POJ 2253 Frogger（最短路变形）

题意：在笛卡尔坐标系内， 有若干个点，每个点互相可直达，求第一个点到第二个点所经过的最大边的最小情况。

解题思路：dijkstra变形， d[i]表示从s点到i点中的最大边。让最大的边尽可能的小。求解d[2]即可。

注意精度：交G++ 用.3f 交C++.3lf

Description

Freddy Frog is sitting on a stone in the middle of a lake. Suddenly he notices Fiona Frog who is sitting on another stone. He plans to visit her, but since the water is dirty and full of tourists' sunscreen, he wants to avoid swimming and instead reach her by jumping. 
Unfortunately Fiona's stone is out of his jump range. Therefore Freddy considers to use other stones as intermediate stops and reach her by a sequence of several small jumps. 
To execute a given sequence of jumps, a frog's jump range obviously must be at least as long as the longest jump occuring in the sequence. 
The frog distance (humans also call it minimax distance) between two stones therefore is defined as the minimum necessary jump range over all possible paths between the two stones. 

You are given the coordinates of Freddy's stone, Fiona's stone and all other stones in the lake. Your job is to compute the frog distance between Freddy's and Fiona's stone. 

Input

The input will contain one or more test cases.

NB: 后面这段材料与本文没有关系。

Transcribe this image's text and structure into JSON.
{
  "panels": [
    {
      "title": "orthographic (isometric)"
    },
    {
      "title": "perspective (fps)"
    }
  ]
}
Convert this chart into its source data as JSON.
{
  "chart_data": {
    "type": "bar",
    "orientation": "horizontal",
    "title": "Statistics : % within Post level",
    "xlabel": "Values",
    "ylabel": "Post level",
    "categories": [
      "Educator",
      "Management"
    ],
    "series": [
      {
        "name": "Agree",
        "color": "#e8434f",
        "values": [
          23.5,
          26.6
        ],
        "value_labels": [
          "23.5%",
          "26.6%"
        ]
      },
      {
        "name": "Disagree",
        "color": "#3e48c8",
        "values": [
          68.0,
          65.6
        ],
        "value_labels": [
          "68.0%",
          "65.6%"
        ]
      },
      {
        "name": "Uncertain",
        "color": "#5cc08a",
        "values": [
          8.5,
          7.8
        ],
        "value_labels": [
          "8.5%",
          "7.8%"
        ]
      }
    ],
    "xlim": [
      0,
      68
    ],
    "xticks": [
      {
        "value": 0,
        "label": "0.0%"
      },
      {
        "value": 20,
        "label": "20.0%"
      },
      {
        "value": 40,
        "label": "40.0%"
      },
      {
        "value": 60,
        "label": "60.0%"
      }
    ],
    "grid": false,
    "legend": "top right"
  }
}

The first line of each test case will contain the number of stones n (2<=n<=200). The next n lines each contain two integers xi,yi (0 <= xi,yi <= 1000) representing the coordinates of stone #i. Stone #1 is Freddy's stone, stone #2 is Fiona's stone, the other n-2 stones are unoccupied. There's a blank line following each test case. Input is terminated by a value of zero (0) for n.

Output

For each test case, print a line saying "Scenario #x" and a line saying "Frog Distance = y" where x is replaced by the test case number (they are numbered from 1) and y is replaced by the appropriate real number, printed to three decimals. Put a blank line after each test case, even after the last one.

Sample Input

2
0 0
3 4

3
17 4
19 4
18 5

0

Sample Output

Scenario #1
Frog Distance = 5.000

Scenario #2
Frog Distance = 1.414

Memory: 660 KB		Time: 0 MS
Language: G++		Result: Accepted

#include<algorithm>
#include<cstdio>
#include<cstdlib>
#include<cstring>
#include<cmath>
#include<cctype>
#include<list>
#include<iostream>
#include<map>
#include<queue>
#include<set>
#include<stack>
#include<vector>

using namespace std;

#define FOR(i, s, t) for(int i = (s) ; i <= (t) ; ++i)
#define REP(i, n) for(int i = 0 ; i < (n) ; ++i)

int buf[10];
inline long long read()
{
    long long x=0,f=1;
    char ch=getchar();
    while(ch<'0'||ch>'9')
    {
        if(ch=='-')f=-1;
        ch=getchar();
    }
    while(ch>='0'&&ch<='9')
    {
        x=x*10+ch-'0';
        ch=getchar();
    }
    return x*f;
}

inline void writenum(int i)
{
    int p = 0;
    if(i == 0) p++;
    else while(i)
        {
            buf[p++] = i % 10;
            i /= 10;
        }
    for(int j = p - 1 ; j >= 0 ; --j) putchar('0' + buf[j]);
}
/**************************************************************/
#define MAX_N 205
const int INF = 0x3f3f3f3f;
typedef struct
{
    int x, y;
} node;
node a[MAX_N];
int n;
int vis[MAX_N];
double d[MAX_N];
double dist(node a, node b)
{
    return sqrt(double((a.x - b.x) * (a.x - b.x) + (a.y - b.y) * (a.y - b.y)));
}

inline void init()
{
    memset(vis, 0, sizeof(vis));
    fill(d, d + n + 1, INF);
}

void dijkstra(int s)
{
    double minn;
    d[s] = 0;
    for(int i = 1 ; i <= n - 1 ; i++)
    {
        minn = INF + 0.00;
        int v = -1;
        for(int j = 1 ; j <= n ; j++)
        {
            if(!vis[j] && d[j] <minn)
            {
                minn = d[j];
                v = j;
            }
        }
        vis[v] = 1;
        if(v == -1) break;
        for(int j =1 ; j <= n ; j++)
        {
            if(!vis[j] && d[j] > max(d[v], dist(a[v], a[j])))
            {
                d[j] = max(d[v], dist(a[v], a[j]));
            }
        }
    }


}


int main()
{
    int cas = 1;
    while(scanf("%d", &n)&&n)
    {
        init();
        for(int i = 1 ; i <= n ; i++)a
        {
            a[i].x = read();
            a[i].y = read();
        }
        dijkstra(1);
        printf("Scenario #%d\n", cas++);
        printf("Frog Distance = %.3f\n\n", d[2]);

    }
    return 0;

}